# Bait Shops in oregon/toledo area



## iceman123 (Dec 23, 2010)

does anyone know what bait shops are open this time of year in this area??


----------



## stex1220 (Mar 23, 2009)

Maumee Tackle. Its on Wayne st in uptown Maumee. The last time I was in there they had waxies and mousies.


----------



## CMFish51 (Apr 14, 2004)

go to Fishermans Cave on Summit St right near the OH/MI line....right next to Bi-State Marine...Kevin has all the bait you need and is open from 8-5-ish


----------



## iceman123 (Dec 23, 2010)

is there anywhere closer to oregon then that??


----------



## HOCKEY (Jan 27, 2008)

try dicks on rt. 2


----------



## iceman123 (Dec 23, 2010)

is dicks open, because that would be right on the way, i called but they didnt answer


----------



## CMFish51 (Apr 14, 2004)

I drove past Dicks on rte 2 yesterday and today...saw a pink sign on the door and it said really big '7-12'....was some smaller writing on the sign but obviously at 55MPH could not make it out and did not stop...yesterday there was a car parked out front at about 8am, went past at about 8:30am today and it looked like a ghost town...


----------



## iceman123 (Dec 23, 2010)

alright if i find out anything ill post it


----------



## CMFish51 (Apr 14, 2004)

i'll be back out that way tomorrow....will stop in and see what the sign says for yas...

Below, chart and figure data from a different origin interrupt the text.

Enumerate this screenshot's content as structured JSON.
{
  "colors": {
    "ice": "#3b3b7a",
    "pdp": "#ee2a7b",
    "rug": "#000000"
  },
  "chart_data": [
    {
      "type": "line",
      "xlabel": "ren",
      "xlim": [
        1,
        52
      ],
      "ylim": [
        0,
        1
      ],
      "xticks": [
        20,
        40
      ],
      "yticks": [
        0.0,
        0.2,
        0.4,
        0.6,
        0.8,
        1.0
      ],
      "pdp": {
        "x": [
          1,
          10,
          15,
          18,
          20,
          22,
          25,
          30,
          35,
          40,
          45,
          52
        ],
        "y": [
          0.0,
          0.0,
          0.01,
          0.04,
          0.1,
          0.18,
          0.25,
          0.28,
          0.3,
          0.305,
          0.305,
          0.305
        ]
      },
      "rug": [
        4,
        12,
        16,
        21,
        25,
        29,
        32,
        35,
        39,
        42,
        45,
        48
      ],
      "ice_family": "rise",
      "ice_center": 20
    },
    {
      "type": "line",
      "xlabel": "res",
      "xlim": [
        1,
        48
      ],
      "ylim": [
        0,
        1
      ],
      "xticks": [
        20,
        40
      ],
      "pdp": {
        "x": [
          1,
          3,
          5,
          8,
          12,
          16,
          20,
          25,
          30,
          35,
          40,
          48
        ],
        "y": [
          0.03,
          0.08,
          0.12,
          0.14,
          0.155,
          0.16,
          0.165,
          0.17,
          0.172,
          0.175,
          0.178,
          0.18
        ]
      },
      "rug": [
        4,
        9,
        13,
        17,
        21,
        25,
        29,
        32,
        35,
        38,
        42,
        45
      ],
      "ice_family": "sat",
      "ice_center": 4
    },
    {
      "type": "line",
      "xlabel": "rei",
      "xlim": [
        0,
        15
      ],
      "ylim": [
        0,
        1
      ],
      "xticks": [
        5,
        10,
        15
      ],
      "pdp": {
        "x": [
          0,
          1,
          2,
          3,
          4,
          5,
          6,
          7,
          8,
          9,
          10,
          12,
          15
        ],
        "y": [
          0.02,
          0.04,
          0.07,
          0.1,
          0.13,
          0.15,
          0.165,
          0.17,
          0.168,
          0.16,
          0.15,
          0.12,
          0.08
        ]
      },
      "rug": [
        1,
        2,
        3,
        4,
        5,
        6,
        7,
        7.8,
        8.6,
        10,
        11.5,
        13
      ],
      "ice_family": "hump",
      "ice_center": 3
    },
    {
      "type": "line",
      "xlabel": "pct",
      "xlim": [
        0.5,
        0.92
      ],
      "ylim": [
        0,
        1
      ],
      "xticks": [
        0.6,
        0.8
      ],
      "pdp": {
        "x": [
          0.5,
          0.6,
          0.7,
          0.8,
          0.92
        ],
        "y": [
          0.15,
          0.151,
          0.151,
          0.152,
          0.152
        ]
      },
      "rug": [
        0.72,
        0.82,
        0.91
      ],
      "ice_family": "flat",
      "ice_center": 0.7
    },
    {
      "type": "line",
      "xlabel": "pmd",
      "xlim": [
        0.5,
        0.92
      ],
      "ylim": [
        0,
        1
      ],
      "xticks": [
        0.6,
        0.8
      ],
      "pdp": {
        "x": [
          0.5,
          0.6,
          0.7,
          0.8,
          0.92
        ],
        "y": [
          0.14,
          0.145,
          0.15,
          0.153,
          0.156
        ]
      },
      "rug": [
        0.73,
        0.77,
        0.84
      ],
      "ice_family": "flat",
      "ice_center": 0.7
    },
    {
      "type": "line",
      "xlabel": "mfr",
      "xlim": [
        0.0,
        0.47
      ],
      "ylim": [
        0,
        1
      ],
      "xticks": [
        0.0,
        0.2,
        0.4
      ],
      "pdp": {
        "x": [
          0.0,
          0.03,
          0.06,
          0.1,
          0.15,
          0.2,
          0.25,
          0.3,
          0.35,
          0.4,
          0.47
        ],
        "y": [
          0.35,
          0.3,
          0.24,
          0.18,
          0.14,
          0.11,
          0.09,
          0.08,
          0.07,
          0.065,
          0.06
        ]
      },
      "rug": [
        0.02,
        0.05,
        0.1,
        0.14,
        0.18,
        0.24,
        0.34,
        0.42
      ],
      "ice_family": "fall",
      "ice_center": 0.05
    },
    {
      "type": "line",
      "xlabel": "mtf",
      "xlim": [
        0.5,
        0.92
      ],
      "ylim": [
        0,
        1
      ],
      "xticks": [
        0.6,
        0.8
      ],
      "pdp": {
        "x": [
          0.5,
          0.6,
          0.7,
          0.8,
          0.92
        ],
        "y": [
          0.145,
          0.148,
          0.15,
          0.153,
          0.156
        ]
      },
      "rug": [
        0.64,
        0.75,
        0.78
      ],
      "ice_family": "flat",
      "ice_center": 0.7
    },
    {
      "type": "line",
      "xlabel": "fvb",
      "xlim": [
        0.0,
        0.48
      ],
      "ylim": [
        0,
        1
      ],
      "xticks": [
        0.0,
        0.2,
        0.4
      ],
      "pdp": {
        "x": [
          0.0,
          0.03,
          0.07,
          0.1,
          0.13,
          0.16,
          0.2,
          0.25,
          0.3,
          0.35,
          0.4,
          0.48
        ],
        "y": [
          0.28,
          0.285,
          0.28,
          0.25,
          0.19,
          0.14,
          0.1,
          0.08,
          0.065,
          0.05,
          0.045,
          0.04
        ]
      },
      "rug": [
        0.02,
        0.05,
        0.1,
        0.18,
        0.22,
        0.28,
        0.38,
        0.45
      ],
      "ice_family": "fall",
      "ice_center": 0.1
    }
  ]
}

will report again tomorrow about same time as now...hope that helps


----------



## iceman123 (Dec 23, 2010)

ok man thanks


----------



## CMFish51 (Apr 14, 2004)

sign says... 7-12 winter hours...will open the first of the year...hours may change to 5 am if solid ice allows 

good luck and let us know how ya do ! !


----------